Here are things I would recommend reading if you're thinking about starting one (or already have one and want a refresher):

  • Read the relevant guidance in the FAM (Foreign Affairs Manual). These are the official regulations and policies, so they're critical information. These include 3 FAM 4176.4 and 3 FAM 4176.5 as well as 5 FAM 792.2 and 5 FAM 792.3.
  • This is covered in those FAM references but is very important and deserves its own bullet: if you are blogging about "matters of official concern", you need to get approval from the Department of State before your post it. (Other agencies may have different regulations, so it's worth looking into whatever those are for your agency.) There's a lot of debate about what constitutes "official concern", but if you're in doubt then please ask your colleagues in Global Public Affairs if you're in DC or Public Affairs in your Embassy if you're overseas.

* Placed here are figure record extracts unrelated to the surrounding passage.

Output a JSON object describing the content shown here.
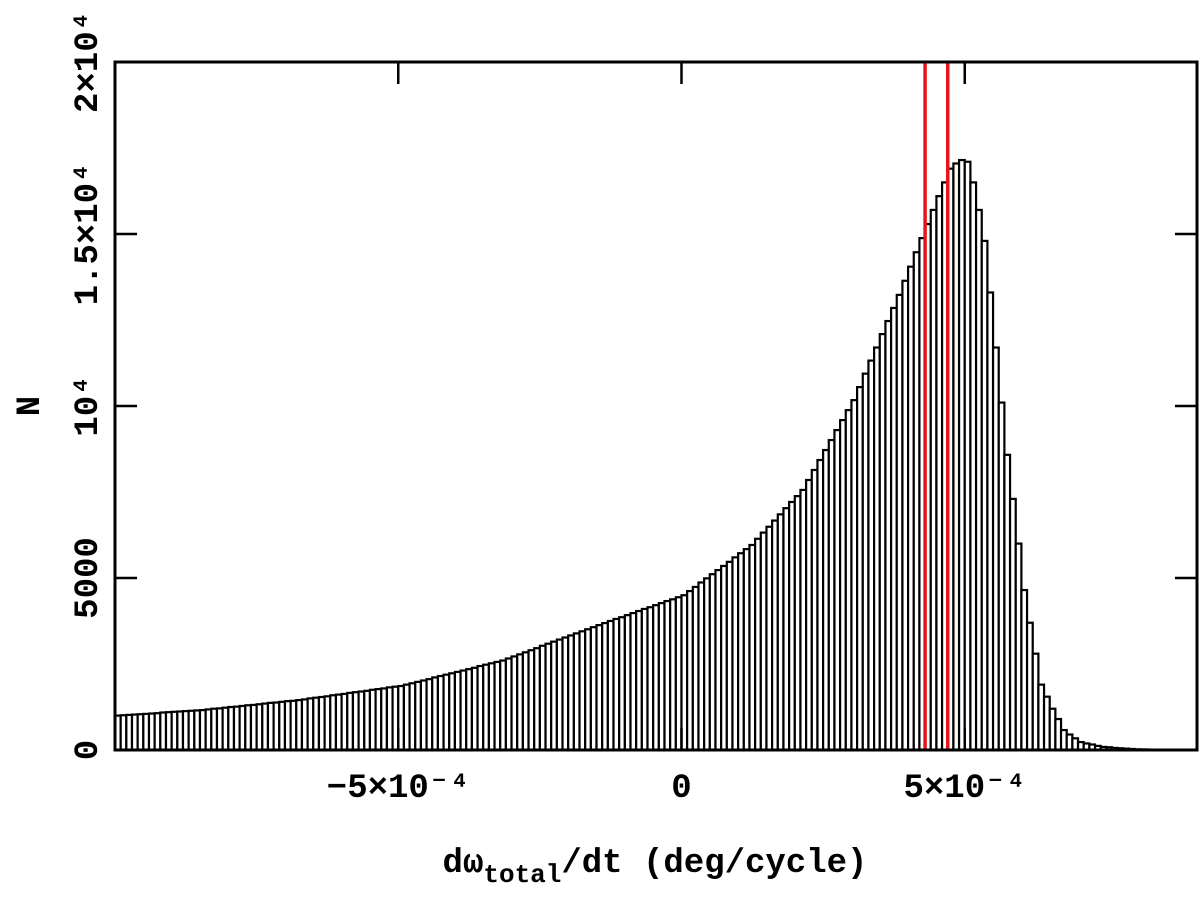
{
  "chart_data": {
    "type": "histogram",
    "xlabel": {
      "text": "dω",
      "subscript": "total",
      "suffix": "/dt (deg/cycle)"
    },
    "ylabel": "N",
    "bins": [
      -0.001,
      -0.00099,
      -0.00098,
      -0.00097,
      -0.00096,
      -0.00095,
      -0.00094,
      -0.00093,
      -0.00092,
      -0.00091,
      -0.0009,
      -0.00089,
      -0.00088,
      -0.00087,
      -0.00086,
      -0.00085,
      -0.00084,
      -0.00083,
      -0.00082,
      -0.00081,
      -0.0008,
      -0.00079,
      -0.00078,
      -0.00077,
      -0.00076,
      -0.00075,
      -0.00074,
      -0.00073,
      -0.00072,
      -0.00071,
      -0.0007,
      -0.00069,
      -0.00068,
      -0.00067,
      -0.00066,
      -0.00065,
      -0.00064,
      -0.00063,
      -0.00062,
      -0.00061,
      -0.0006,
      -0.00059,
      -0.00058,
      -0.00057,
      -0.00056,
      -0.00055,
      -0.00054,
      -0.00053,
      -0.00052,
      -0.00051,
      -0.0005,
      -0.00049,
      -0.00048,
      -0.00047,
      -0.00046,
      -0.00045,
      -0.00044,
      -0.00043,
      -0.00042,
      -0.00041,
      -0.0004,
      -0.00039,
      -0.00038,
      -0.00037,
      -0.00036,
      -0.00035,
      -0.00034,
      -0.00033,
      -0.00032,
      -0.00031,
      -0.0003,
      -0.00029,
      -0.00028,
      -0.00027,
      -0.00026,
      -0.00025,
      -0.00024,
      -0.00023,
      -0.00022,
      -0.00021,
      -0.0002,
      -0.00019,
      -0.00018,
      -0.00017,
      -0.00016,
      -0.00015,
      -0.00014,
      -0.00013,
      -0.00012,
      -0.00011,
      -0.0001,
      -9e-05,
      -8e-05,
      -7e-05,
      -6e-05,
      -5e-05,
      -4e-05,
      -3e-05,
      -2e-05,
      -1e-05,
      0,
      1e-05,
      2e-05,
      3e-05,
      4e-05,
      5e-05,
      6e-05,
      7e-05,
      8e-05,
      9e-05,
      0.0001,
      0.00011,
      0.00012,
      0.00013,
      0.00014,
      0.00015,
      0.00016,
      0.00017,
      0.00018,
      0.00019,
      0.0002,
      0.00021,
      0.00022,
      0.00023,
      0.00024,
      0.00025,
      0.00026,
      0.00027,
      0.00028,
      0.00029,
      0.0003,
      0.00031,
      0.00032,
      0.00033,
      0.00034,
      0.00035,
      0.00036,
      0.00037,
      0.00038,
      0.00039,
      0.0004,
      0.00041,
      0.00042,
      0.00043,
      0.00044,
      0.00045,
      0.00046,
      0.00047,
      0.00048,
      0.00049,
      0.0005,
      0.00051,
      0.00052,
      0.00053,
      0.00054,
      0.00055,
      0.00056,
      0.00057,
      0.00058,
      0.00059,
      0.0006,
      0.00061,
      0.00062,
      0.00063,
      0.00064,
      0.00065,
      0.00066,
      0.00067,
      0.00068,
      0.00069,
      0.0007,
      0.00071,
      0.00072,
      0.00073,
      0.00074,
      0.00075,
      0.00076,
      0.00077,
      0.00078,
      0.00079,
      0.0008,
      0.00081,
      0.00082,
      0.00083,
      0.00084,
      0.00085,
      0.00086,
      0.00087,
      0.00088,
      0.00089,
      0.0009
    ],
    "values": [
      1000,
      1010,
      1020,
      1030,
      1040,
      1050,
      1060,
      1070,
      1090,
      1100,
      1110,
      1120,
      1130,
      1140,
      1150,
      1160,
      1180,
      1200,
      1210,
      1230,
      1250,
      1260,
      1280,
      1300,
      1310,
      1330,
      1350,
      1370,
      1380,
      1400,
      1420,
      1430,
      1450,
      1470,
      1500,
      1520,
      1540,
      1560,
      1590,
      1610,
      1630,
      1660,
      1680,
      1700,
      1720,
      1750,
      1770,
      1790,
      1820,
      1840,
      1860,
      1900,
      1940,
      1980,
      2020,
      2060,
      2110,
      2150,
      2190,
      2230,
      2270,
      2310,
      2350,
      2390,
      2440,
      2480,
      2520,
      2560,
      2600,
      2660,
      2720,
      2780,
      2840,
      2900,
      2960,
      3030,
      3090,
      3150,
      3210,
      3270,
      3330,
      3390,
      3450,
      3510,
      3570,
      3630,
      3690,
      3750,
      3810,
      3860,
      3920,
      3980,
      4040,
      4100,
      4150,
      4210,
      4270,
      4330,
      4380,
      4440,
      4500,
      4620,
      4740,
      4870,
      4990,
      5110,
      5230,
      5350,
      5470,
      5600,
      5720,
      5840,
      5960,
      6140,
      6320,
      6490,
      6670,
      6850,
      7030,
      7210,
      7380,
      7560,
      7850,
      8140,
      8430,
      8720,
      9010,
      9300,
      9590,
      9880,
      10170,
      10550,
      10940,
      11320,
      11700,
      12090,
      12470,
      12850,
      13230,
      13640,
      14050,
      14470,
      14880,
      15290,
      15700,
      16100,
      16500,
      16900,
      17050,
      17150,
      17100,
      16500,
      15700,
      14800,
      13300,
      11700,
      10100,
      8580,
      7300,
      6000,
      4650,
      3700,
      2800,
      1900,
      1550,
      1200,
      900,
      580,
      450,
      340,
      230,
      190,
      160,
      120,
      90,
      80,
      60,
      50,
      40,
      30,
      20,
      17,
      14,
      10,
      8,
      5,
      3,
      2,
      1,
      0
    ],
    "color": "#000000",
    "vlines": [
      0.00043,
      0.00047
    ],
    "vline_color": "#e8141c",
    "xlim": [
      -0.001,
      0.00091
    ],
    "ylim": [
      0,
      20000
    ],
    "xticks": [
      {
        "value": -0.0005,
        "label": "−5×10⁻⁴"
      },
      0,
      {
        "value": 0.0005,
        "label": "5×10⁻⁴"
      }
    ],
    "yticks": [
      0,
      5000,
      {
        "value": 10000,
        "label": "10⁴"
      },
      {
        "value": 15000,
        "label": "1.5×10⁴"
      },
      {
        "value": 20000,
        "label": "2×10⁴"
      }
    ]
  }
}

  • Always put a disclaimer on your blog and make it easy to find. Do not use official government banners or seals or anything else that might make your blog look like it's an official government blog. You should say directly that your blog is personal and does not represent your agency or any other agency in the U.S. government. Read other Foreign Service blogs to get a better idea of what kind of content is typical and what kinds of disclaimers people use. Here's my disclaimer: "The content of this blog does not represent the view of the U.S. Department of State or any other U.S. Government agency, department, or entity. The thoughts and opinions expressed on this blog are solely those of the author and in no way should be associated with the U.S. Government."
  • If you post about trips or locations, do so after the fact. It's a security issue to post where you are or what you're doing while you're still there. This can include the metadata in photos, as well. Also, don't post pictures of your housing or pictures of security officers or details like that that someone who wanted to hurt you would really like to have.
  • Be mindful of the Hatch Act, which limits the political activities of federal government employees. I would recommend not posting your political views publicly until after you retire for several reasons: our work is inherently apolitical and publishing those views publicly online could jeopardize that perception, it could hurt professionally with other Foreign Service personnel who don't share your views, and the Hatch Act is risky territory. With a U.S. election coming up, AFSA released a great presentation on what is and isn't allowed for Foreign Service personnel; you can see it here.
  • If you're an AFSA (Foreign Service union) member, read this guidance. (You have to be a member and log in to see that page.)
  • Keep in mind that people who are not looking out for the best interests of the United States will likely read your blog. Just because it's legal to publish something doesn't mean it's helpful or good to publish it.

I hope this helps! There's always room for more folks in the Foreign Service blogosphere, so please feel free to link your blog in the comments if you have one and I'd love to check it out. Happy blogging!